Edificio exterior tipo cualquier Diputación de ciudad española de unos veinte mil habitantes, pizca más o menos. Y porque tiene banderas, que si no... pues otro edificio más y nada del otro mundo. He de decir en conciencia y verdad que ya había visto y oído la Ópera de Budapest y la de Viena; incluso la Ópera Garnier de París, y eso puede llevar a comparaciones. Por dentro, vale, como el Teatro Circo de mi pueblo, pero en grande, con una acústica muy mejorable. Vi un espectáculo de ballet que me hizo dudar de si me había equivocado y me había colado en una exhibición de gimnasia rítmica, -deporte que me gusta oiga (mi nieta Gabriela es campeona de tal gimnasia) pero no era lo que yo quería ver- y, ante la falta de coordinación de los danzarines y la música subalterna, pues no tuve otra que salirme a medio.
Via Torino a la derecha, la «Basílica de San Lorenzo » y sus vulgares columnas romanas.
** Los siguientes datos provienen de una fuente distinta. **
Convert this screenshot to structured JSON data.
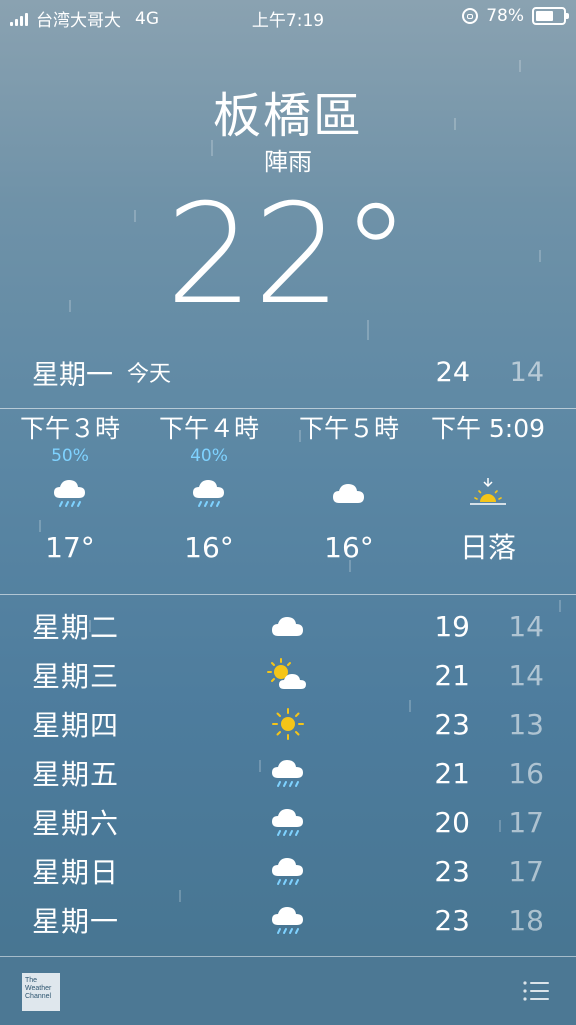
{
  "status_bar": {
    "carrier": "台湾大哥大",
    "network": "4G",
    "time": "上午7:19",
    "battery": "78%",
    "battery_level": 0.78
  },
  "location": {
    "city": "板橋區",
    "condition": "陣雨",
    "temperature": "22°"
  },
  "today": {
    "day": "星期一",
    "label": "今天",
    "high": "24",
    "low": "14"
  },
  "hourly": [
    {
      "time": "下午３時",
      "precip": "50%",
      "icon": "rain-cloud-icon",
      "value": "17°"
    },
    {
      "time": "下午４時",
      "precip": "40%",
      "icon": "rain-cloud-icon",
      "value": "16°"
    },
    {
      "time": "下午５時",
      "precip": "",
      "icon": "cloud-icon",
      "value": "16°"
    },
    {
      "time": "下午 5:09",
      "precip": "",
      "icon": "sunset-icon",
      "value": "日落"
    }
  ],
  "daily": [
    {
      "day": "星期二",
      "icon": "cloud-icon",
      "high": "19",
      "low": "14"
    },
    {
      "day": "星期三",
      "icon": "partly-sunny-icon",
      "high": "21",
      "low": "14"
    },
    {
      "day": "星期四",
      "icon": "sun-icon",
      "high": "23",
      "low": "13"
    },
    {
      "day": "星期五",
      "icon": "rain-cloud-icon",
      "high": "21",
      "low": "16"
    },
    {
      "day": "星期六",
      "icon": "rain-cloud-icon",
      "high": "20",
      "low": "17"
    },
    {
      "day": "星期日",
      "icon": "rain-cloud-icon",
      "high": "23",
      "low": "17"
    },
    {
      "day": "星期一",
      "icon": "rain-cloud-icon",
      "high": "23",
      "low": "18"
    }
  ],
  "footer": {
    "logo_text": "The Weather Channel",
    "list_icon": "list-icon"
  },
  "colors": {
    "precip_blue": "#7fd2ff",
    "sun_yellow": "#f5c518"
  }
}
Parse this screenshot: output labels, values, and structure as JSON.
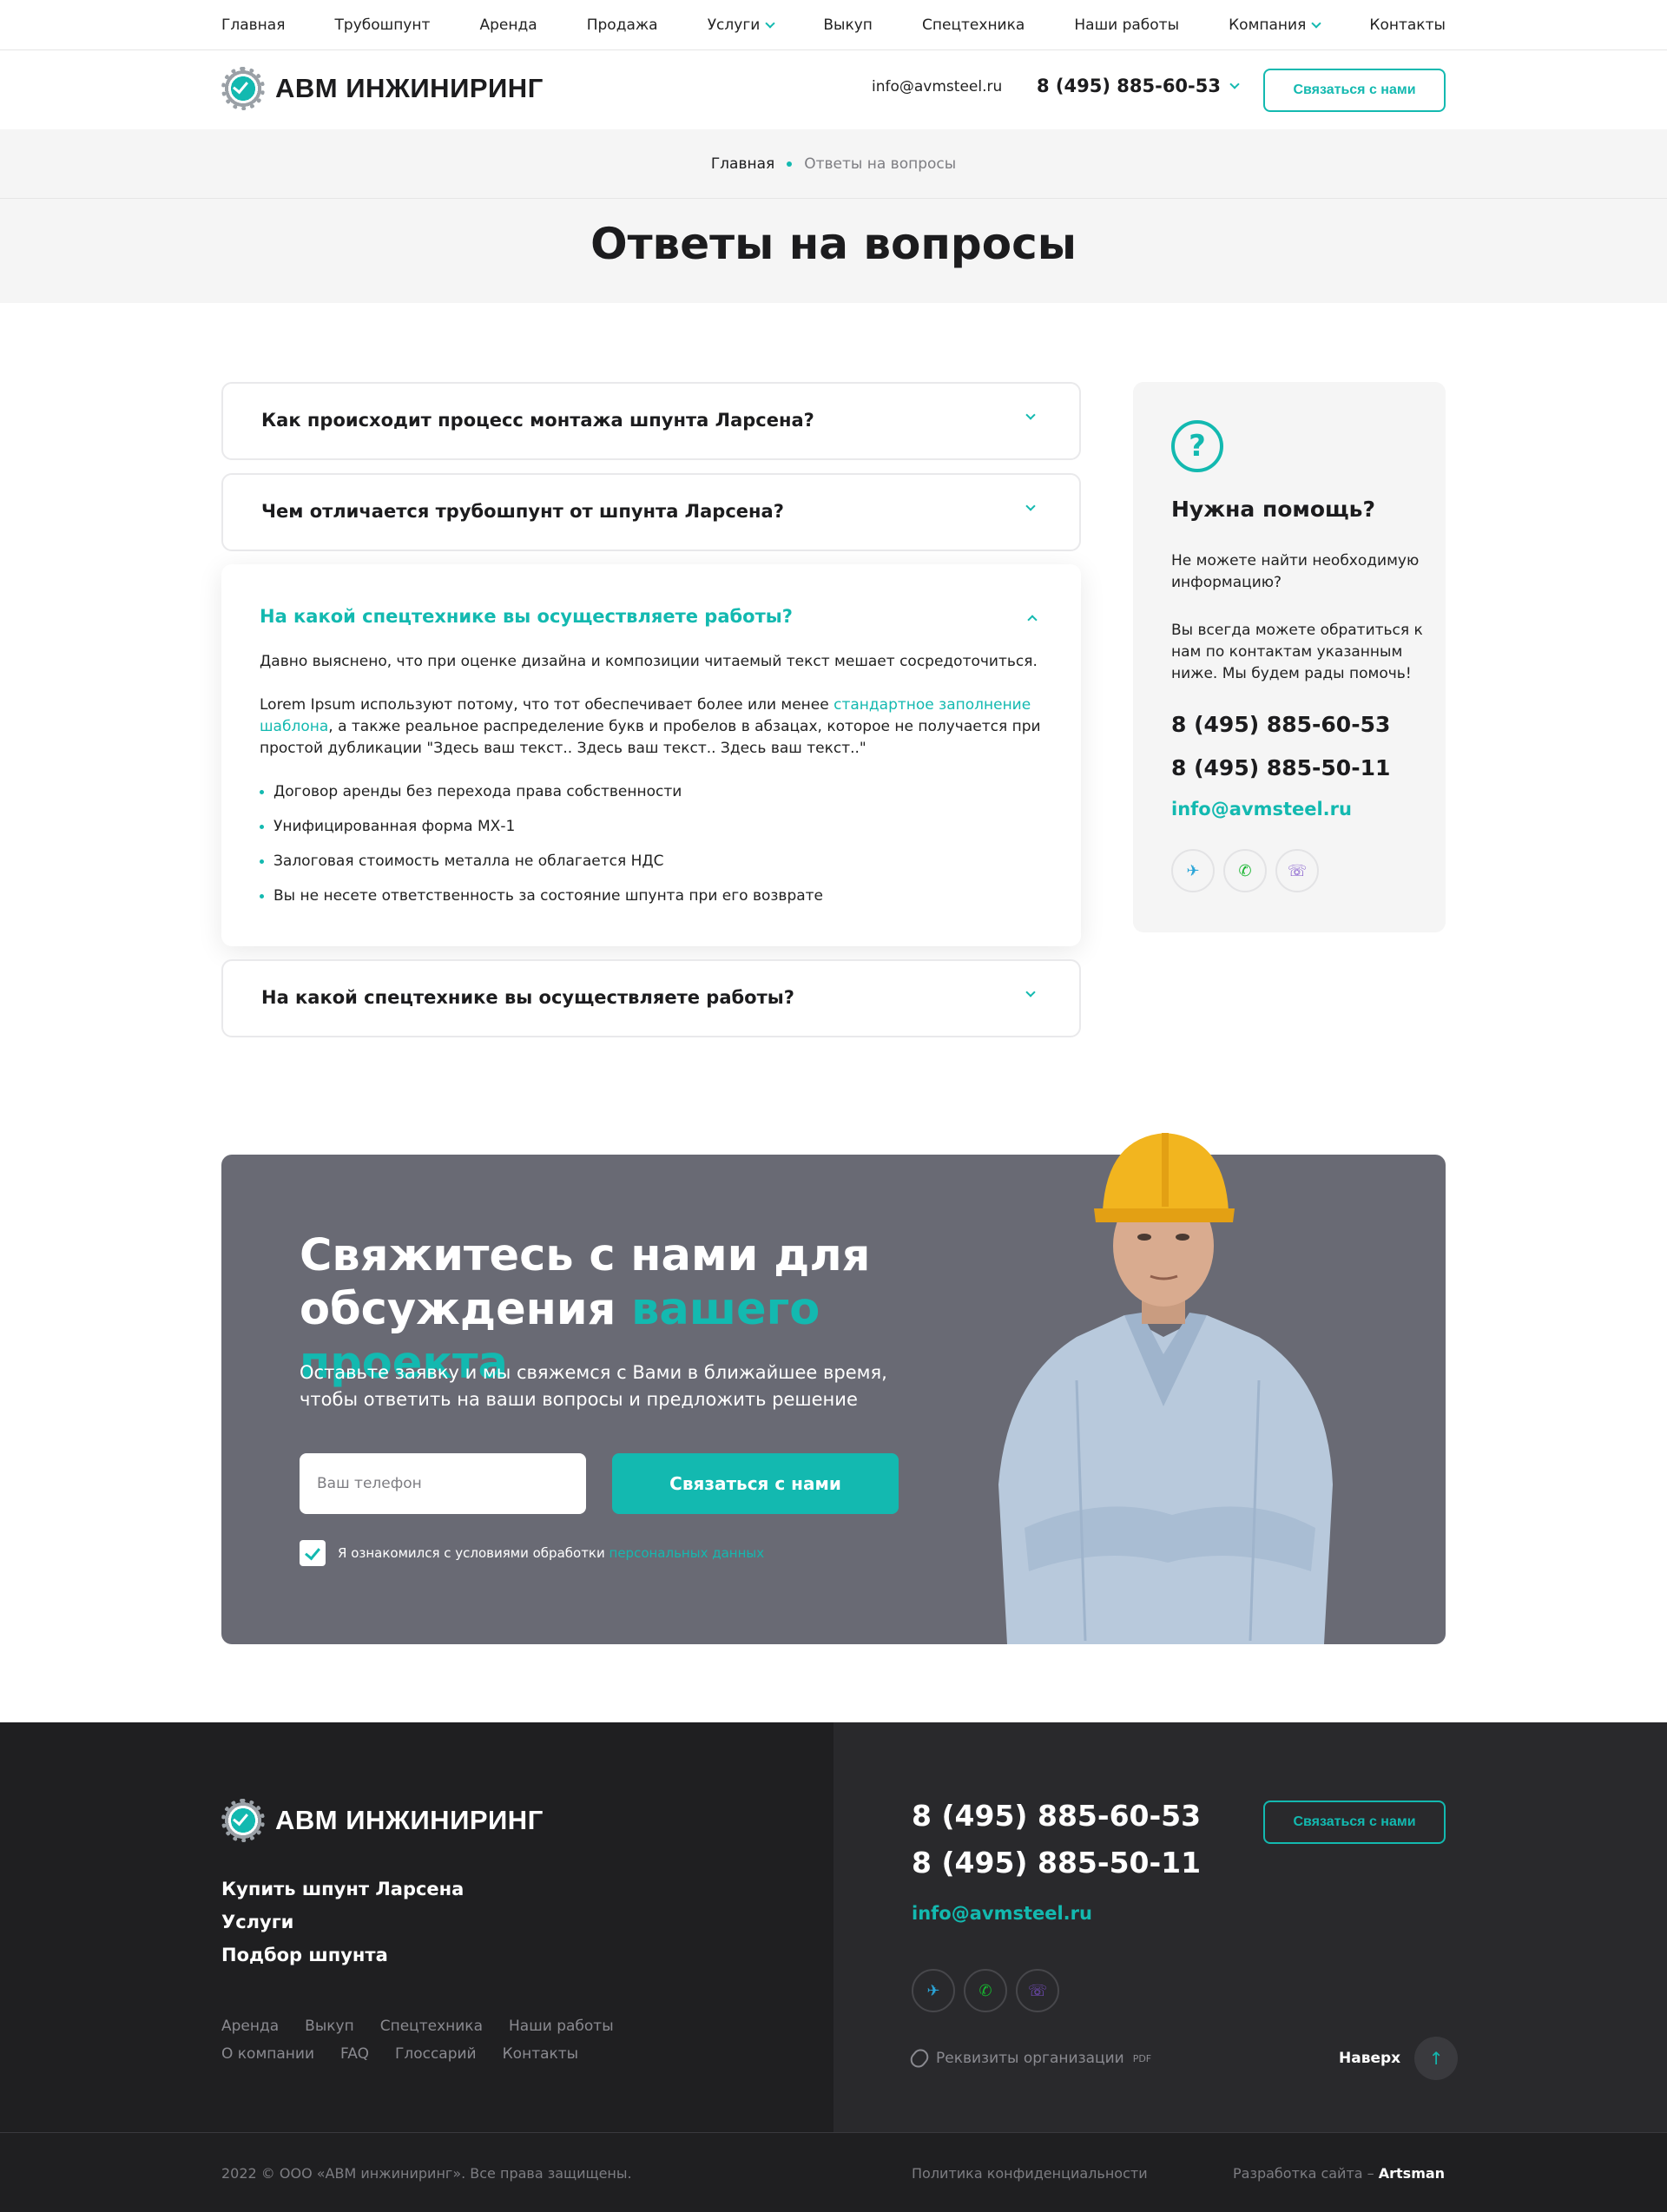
{
  "topnav": {
    "items": [
      {
        "label": "Главная"
      },
      {
        "label": "Трубошпунт"
      },
      {
        "label": "Аренда"
      },
      {
        "label": "Продажа"
      },
      {
        "label": "Услуги"
      },
      {
        "label": "Выкуп"
      },
      {
        "label": "Спецтехника"
      },
      {
        "label": "Наши работы"
      },
      {
        "label": "Компания"
      },
      {
        "label": "Контакты"
      }
    ]
  },
  "header": {
    "logo_text": "АВМ ИНЖИНИРИНГ",
    "email": "info@avmsteel.ru",
    "phone": "8 (495) 885-60-53",
    "cta_label": "Связаться с нами"
  },
  "breadcrumb": {
    "home": "Главная",
    "current": "Ответы на вопросы"
  },
  "page_title": "Ответы на вопросы",
  "faq": {
    "items": [
      {
        "question": "Как происходит процесс монтажа шпунта Ларсена?"
      },
      {
        "question": "Чем отличается трубошпунт от шпунта Ларсена?"
      },
      {
        "question": "На какой спецтехнике вы осуществляете работы?",
        "p1": "Давно выяснено, что при оценке дизайна и композиции читаемый текст мешает сосредоточиться.",
        "p2_before": "Lorem Ipsum используют потому, что тот обеспечивает более или менее ",
        "p2_link": "стандартное заполнение шаблона",
        "p2_after": ", а также реальное распределение букв и пробелов в абзацах, которое не получается при простой дубликации \"Здесь ваш текст.. Здесь ваш текст.. Здесь ваш текст..\"",
        "bullets": [
          "Договор аренды без перехода права собственности",
          "Унифицированная форма МХ-1",
          "Залоговая стоимость металла не облагается НДС",
          "Вы не несете ответственность за состояние шпунта при его возврате"
        ]
      },
      {
        "question": "На какой спецтехнике вы осуществляете работы?"
      }
    ]
  },
  "help": {
    "icon_glyph": "?",
    "title": "Нужна помощь?",
    "text1": "Не можете найти необходимую информацию?",
    "text2": "Вы всегда можете обратиться к нам по контактам указанным ниже. Мы будем рады помочь!",
    "phone1": "8 (495) 885-60-53",
    "phone2": "8 (495) 885-50-11",
    "email": "info@avmsteel.ru"
  },
  "cta": {
    "title_part1": "Свяжитесь с нами для обсуждения ",
    "title_accent": "вашего проекта",
    "subtitle": "Оставьте заявку и мы свяжемся с Вами в ближайшее время, чтобы ответить на ваши вопросы и предложить решение",
    "phone_placeholder": "Ваш телефон",
    "button_label": "Связаться с нами",
    "agree_text": "Я ознакомился с условиями обработки ",
    "agree_link": "персональных данных"
  },
  "footer": {
    "logo_text": "АВМ ИНЖИНИРИНГ",
    "menu": [
      "Купить шпунт Ларсена",
      "Услуги",
      "Подбор шпунта"
    ],
    "links": [
      "Аренда",
      "Выкуп",
      "Спецтехника",
      "Наши работы",
      "О компании",
      "FAQ",
      "Глоссарий",
      "Контакты"
    ],
    "phone1": "8 (495) 885-60-53",
    "phone2": "8 (495) 885-50-11",
    "email": "info@avmsteel.ru",
    "requisites": "Реквизиты организации",
    "requisites_badge": "PDF",
    "button_label": "Связаться с нами",
    "to_top": "Наверх",
    "copyright": "2022 © ООО «АВМ инжиниринг». Все права защищены.",
    "privacy": "Политика конфиденциальности",
    "dev_label": "Разработка сайта – ",
    "dev_name": "Artsman"
  },
  "colors": {
    "accent": "#13b9b0",
    "dark": "#1f1f21",
    "cta_bg": "#696a74"
  },
  "icons": {
    "telegram": "✈",
    "phone": "✆",
    "viber": "☏",
    "arrow_up": "↑"
  }
}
Piazza del Duomo en dirección opuesta a la Catedral, se ve una torre del famoso «Castello Sforzesco” que llaman “torre del Filarete”. De la Catedral al Castello, recorres la Via Dante (uno de mis ídolos ).
El Castello de Ludovico el Moro es una fortaleza. Uno va porque casi es obligatoria la visita, pero ¡vamos, que donde se ponga el «Alcázar de Segovia » , que se quite todo lo Sforza, incluida Caterina.
Paseé en un bus turístico – por primera vez en mi vida – por el barrio de Brera, que dicen que es imprescindible porque emana bohemia, arte, historia y prostitutas; yo no capté ninguna de ellas, la verdad. Claro que iba en bus.
De « El Cuadrilátero de Oro » o de la Moda (que así se llaman) pasé solemnemente. Ya tuve bastante con mi guía de Civitatis en París y mis tres cuartos de hora sabiendo hasta de qué forma meaba Louis Vouitton.
Y poco más.
Calles empedradas y tranvías a tutiplén. Es la ciudad en la que he visto más tranvías por centímetro cuadrado. No se me fue de las mientes el pobre Saudí, pobrecito mío. Semáforos verdes de poca duración...
¿Merece la pena visitar Milán? Un sí rotundo… tiene una Catedral que puede llegar a enamorar. Y un café espectacularmente rico y razonablemente barato.
P.S.- En el siguiente artículo –si es que me apetece y mis editores lo consideran oportuno– escribiré sobre las gentes en general y las muchachas en particular. De que tuve que quedarme por allí un par de días más de los previstos, porque las huelgas de las aerolíneas son dignas de describir. Una en particular «Lastminute » con la que estaba conchabada mi agencia de viajes, Booking, tuvo problemas técnicos, tácticos y me dejaron tirado a mi suerte, devolviéndome cuatro euros y cincuenta (!tengo la factura! ) por supuestos daños y perjuicios.
¡Ah! Y de la ‘temblaera’ que me entró al salir de la Scala.
Pero...son otras historias.
Eso sí, historias para no olvidar nunca por su perversidad.